Major General Chowdhury Hasan Suhrawardi of the 9th Infantry Division told reporters Saturday evening that rescue operations would not be wrapped up shortly as the rescuers involved in the operation have not left yet the hope of finding more survivors in the debris of the building, Rana Plaza, in Savar area of Dhaka's outskirts.
Following the cracks which were detected just one day before the accident, the workers were evacuated and the garments authorities declared a leave for Tuesday.
But nobody bothered about the cracks when officials of the factories forced the workers to join workplaces in the building on the next morning.
Even three days after the tragedy, it is not known exactly how many workers were inside when the building collapsed.

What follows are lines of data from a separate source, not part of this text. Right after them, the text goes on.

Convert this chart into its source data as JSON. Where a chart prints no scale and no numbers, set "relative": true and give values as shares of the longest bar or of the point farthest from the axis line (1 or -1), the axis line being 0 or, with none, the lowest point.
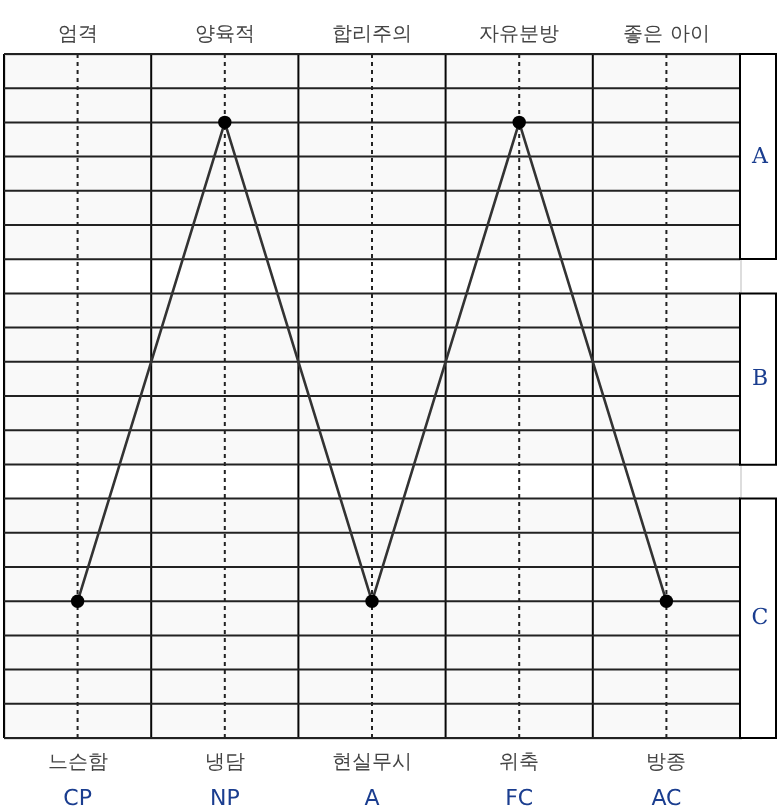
{
  "chart_data": {
    "type": "line",
    "relative": true,
    "categories": [
      "CP",
      "NP",
      "A",
      "FC",
      "AC"
    ],
    "series": [
      {
        "color": "#333333",
        "values": [
          0.222,
          1,
          0.222,
          1,
          0.222
        ]
      }
    ],
    "marker": "circle",
    "line_style": "solid",
    "grid": true,
    "bands": [
      {
        "axis": "y",
        "from": 0.778,
        "to": 1.111,
        "label": "A"
      },
      {
        "axis": "y",
        "from": 0.444,
        "to": 0.722,
        "label": "B"
      },
      {
        "axis": "y",
        "from": 0,
        "to": 0.389,
        "label": "C"
      }
    ],
    "annotations": [
      "엄격",
      "양육적",
      "합리주의",
      "자유분방",
      "좋은 아이",
      "느슨함",
      "냉담",
      "현실무시",
      "위축",
      "방종"
    ]
  }
}
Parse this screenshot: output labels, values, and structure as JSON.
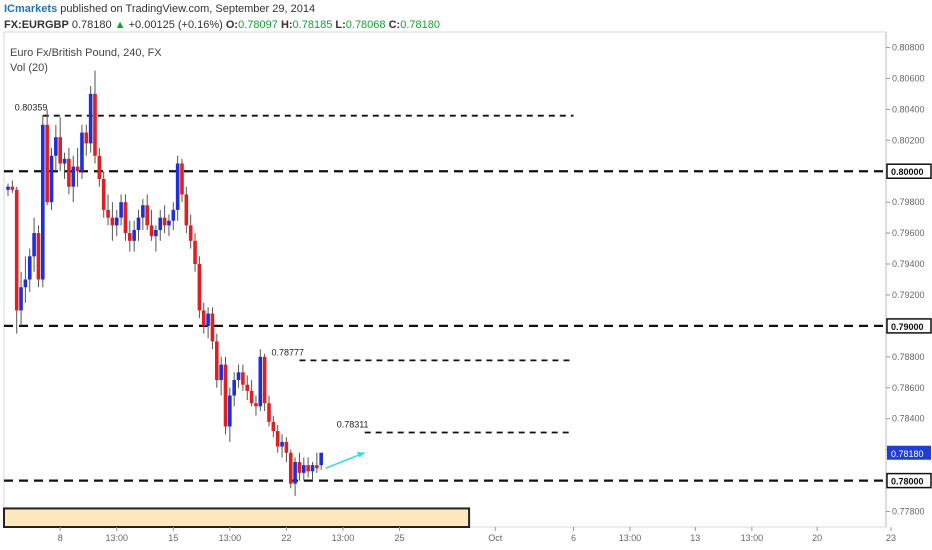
{
  "header": {
    "publisher": "ICmarkets",
    "published_text": "published on TradingView.com, September 29, 2014",
    "symbol": "FX:EURGBP",
    "last": "0.78180",
    "change_arrow": "▲",
    "change": "+0.00125 (+0.16%)",
    "o_label": "O:",
    "o_value": "0.78097",
    "h_label": "H:",
    "h_value": "0.78185",
    "l_label": "L:",
    "l_value": "0.78068",
    "c_label": "C:",
    "c_value": "0.78180"
  },
  "pane": {
    "title": "Euro Fx/British Pound, 240, FX",
    "indicator": "Vol (20)"
  },
  "chart_data": {
    "type": "candlestick",
    "title": "Euro Fx/British Pound, 240, FX",
    "ylim": [
      0.777,
      0.809
    ],
    "y_ticks": [
      "0.80800",
      "0.80600",
      "0.80400",
      "0.80200",
      "0.80000",
      "0.79800",
      "0.79600",
      "0.79400",
      "0.79200",
      "0.79000",
      "0.78800",
      "0.78600",
      "0.78400",
      "0.78200",
      "0.78000",
      "0.77800"
    ],
    "y_tick_values": [
      0.808,
      0.806,
      0.804,
      0.802,
      0.8,
      0.798,
      0.796,
      0.794,
      0.792,
      0.79,
      0.788,
      0.786,
      0.784,
      0.782,
      0.78,
      0.778
    ],
    "highlighted_labels": [
      {
        "text": "0.80000",
        "value": 0.8
      },
      {
        "text": "0.79000",
        "value": 0.79
      },
      {
        "text": "0.78000",
        "value": 0.78
      }
    ],
    "current_price": {
      "text": "0.78180",
      "value": 0.7818,
      "color": "#1e3ed6"
    },
    "x_ticks": [
      "8",
      "13:00",
      "15",
      "13:00",
      "22",
      "13:00",
      "25",
      "Oct",
      "6",
      "13:00",
      "13",
      "13:00",
      "20",
      "23"
    ],
    "x_tick_index": [
      12,
      25,
      38,
      51,
      64,
      77,
      90,
      112,
      130,
      143,
      158,
      171,
      186,
      203
    ],
    "levels": [
      {
        "value": 0.80359,
        "label": "0.80359",
        "start": 8,
        "end": 130,
        "style": "short"
      },
      {
        "value": 0.8,
        "start": 0,
        "end": 210,
        "style": "long"
      },
      {
        "value": 0.79,
        "start": 0,
        "end": 210,
        "style": "long"
      },
      {
        "value": 0.78777,
        "label": "0.78777",
        "start": 67,
        "end": 130,
        "style": "short"
      },
      {
        "value": 0.78311,
        "label": "0.78311",
        "start": 82,
        "end": 130,
        "style": "short"
      },
      {
        "value": 0.78,
        "start": 0,
        "end": 210,
        "style": "long"
      }
    ],
    "zone": {
      "low": 0.777,
      "high": 0.7782,
      "start": 0,
      "end": 106,
      "color": "#fde8be"
    },
    "arrow": {
      "from": [
        73,
        0.7808
      ],
      "to": [
        82,
        0.7818
      ],
      "color": "#3ed9e8"
    },
    "candles_ohlc": [
      [
        0.7988,
        0.7992,
        0.7984,
        0.799
      ],
      [
        0.799,
        0.7994,
        0.7986,
        0.7988
      ],
      [
        0.7988,
        0.799,
        0.7895,
        0.791
      ],
      [
        0.791,
        0.7935,
        0.79,
        0.7925
      ],
      [
        0.7925,
        0.7945,
        0.7915,
        0.793
      ],
      [
        0.793,
        0.795,
        0.7922,
        0.7945
      ],
      [
        0.7945,
        0.797,
        0.7935,
        0.796
      ],
      [
        0.796,
        0.7965,
        0.7925,
        0.793
      ],
      [
        0.793,
        0.8036,
        0.7925,
        0.803
      ],
      [
        0.803,
        0.804,
        0.7978,
        0.798
      ],
      [
        0.798,
        0.8015,
        0.7975,
        0.801
      ],
      [
        0.801,
        0.803,
        0.8,
        0.8022
      ],
      [
        0.8022,
        0.8035,
        0.8,
        0.8005
      ],
      [
        0.8005,
        0.8012,
        0.7995,
        0.8008
      ],
      [
        0.8008,
        0.8015,
        0.7985,
        0.799
      ],
      [
        0.799,
        0.801,
        0.798,
        0.8003
      ],
      [
        0.8003,
        0.8015,
        0.799,
        0.8
      ],
      [
        0.8,
        0.803,
        0.7995,
        0.8025
      ],
      [
        0.8025,
        0.803,
        0.801,
        0.8018
      ],
      [
        0.8018,
        0.8055,
        0.8012,
        0.805
      ],
      [
        0.805,
        0.8065,
        0.8005,
        0.801
      ],
      [
        0.801,
        0.8015,
        0.799,
        0.7995
      ],
      [
        0.7995,
        0.8,
        0.797,
        0.7975
      ],
      [
        0.7975,
        0.7985,
        0.7965,
        0.797
      ],
      [
        0.797,
        0.798,
        0.7955,
        0.7965
      ],
      [
        0.7965,
        0.7975,
        0.7958,
        0.797
      ],
      [
        0.797,
        0.7985,
        0.7965,
        0.798
      ],
      [
        0.798,
        0.7985,
        0.7955,
        0.796
      ],
      [
        0.796,
        0.7968,
        0.7948,
        0.7955
      ],
      [
        0.7955,
        0.7968,
        0.7948,
        0.7962
      ],
      [
        0.7962,
        0.7975,
        0.7955,
        0.797
      ],
      [
        0.797,
        0.7982,
        0.7962,
        0.7978
      ],
      [
        0.7978,
        0.7985,
        0.7962,
        0.7965
      ],
      [
        0.7965,
        0.7975,
        0.7955,
        0.7958
      ],
      [
        0.7958,
        0.7965,
        0.7948,
        0.7962
      ],
      [
        0.7962,
        0.7975,
        0.7955,
        0.797
      ],
      [
        0.797,
        0.7978,
        0.796,
        0.7965
      ],
      [
        0.7965,
        0.7972,
        0.7958,
        0.7968
      ],
      [
        0.7968,
        0.798,
        0.7962,
        0.7975
      ],
      [
        0.7975,
        0.801,
        0.7968,
        0.8005
      ],
      [
        0.8005,
        0.8008,
        0.798,
        0.7985
      ],
      [
        0.7985,
        0.799,
        0.796,
        0.7965
      ],
      [
        0.7965,
        0.7972,
        0.795,
        0.7955
      ],
      [
        0.7955,
        0.796,
        0.7935,
        0.794
      ],
      [
        0.794,
        0.7945,
        0.7905,
        0.791
      ],
      [
        0.791,
        0.7915,
        0.7895,
        0.79
      ],
      [
        0.79,
        0.7912,
        0.7892,
        0.7908
      ],
      [
        0.7908,
        0.7912,
        0.7885,
        0.789
      ],
      [
        0.789,
        0.7895,
        0.786,
        0.7865
      ],
      [
        0.7865,
        0.788,
        0.7855,
        0.7875
      ],
      [
        0.7875,
        0.788,
        0.783,
        0.7835
      ],
      [
        0.7835,
        0.786,
        0.7825,
        0.7855
      ],
      [
        0.7855,
        0.787,
        0.7848,
        0.7865
      ],
      [
        0.7865,
        0.7875,
        0.786,
        0.787
      ],
      [
        0.787,
        0.7875,
        0.7858,
        0.7862
      ],
      [
        0.7862,
        0.7868,
        0.7852,
        0.7858
      ],
      [
        0.7858,
        0.7865,
        0.7848,
        0.785
      ],
      [
        0.785,
        0.7855,
        0.7842,
        0.7848
      ],
      [
        0.7848,
        0.7885,
        0.7845,
        0.788
      ],
      [
        0.788,
        0.7882,
        0.7845,
        0.785
      ],
      [
        0.785,
        0.7855,
        0.7835,
        0.7838
      ],
      [
        0.7838,
        0.7842,
        0.7828,
        0.7832
      ],
      [
        0.7832,
        0.7836,
        0.7818,
        0.7822
      ],
      [
        0.7822,
        0.783,
        0.7815,
        0.7825
      ],
      [
        0.7825,
        0.7828,
        0.7812,
        0.7818
      ],
      [
        0.7818,
        0.782,
        0.7795,
        0.7798
      ],
      [
        0.7798,
        0.7815,
        0.779,
        0.7812
      ],
      [
        0.7812,
        0.7818,
        0.78,
        0.7805
      ],
      [
        0.7805,
        0.7815,
        0.78,
        0.781
      ],
      [
        0.781,
        0.7815,
        0.7802,
        0.7806
      ],
      [
        0.7806,
        0.7812,
        0.78,
        0.781
      ],
      [
        0.781,
        0.7818,
        0.7805,
        0.7808
      ],
      [
        0.781,
        0.7818,
        0.7807,
        0.7818
      ]
    ]
  }
}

Rescuers reportedly came come up with a list of 761 people who are still unaccounted for.
According to the sources, almost all the death victims are workers of the five factories -- Phantom Apparels, Phantom Tac, Ether Tex, New Wave Style and New Wave Bottoms -- which make clothing for many major global brands.
The building is owned by a leader of Prime Minister Sheikh Hasina's ruling Bangladesh Awami League party who reportedly constructed it without permission from relevant authorities, and assured the owners of the factories that there was no problem despite cracks detected.
Six floors of the building housed the five garment factories which, according to BGMEA, employed nearly 3,500 workers, mostly of them women.
Furthermore, there were also a bank's branch and hundreds of shops inside the building.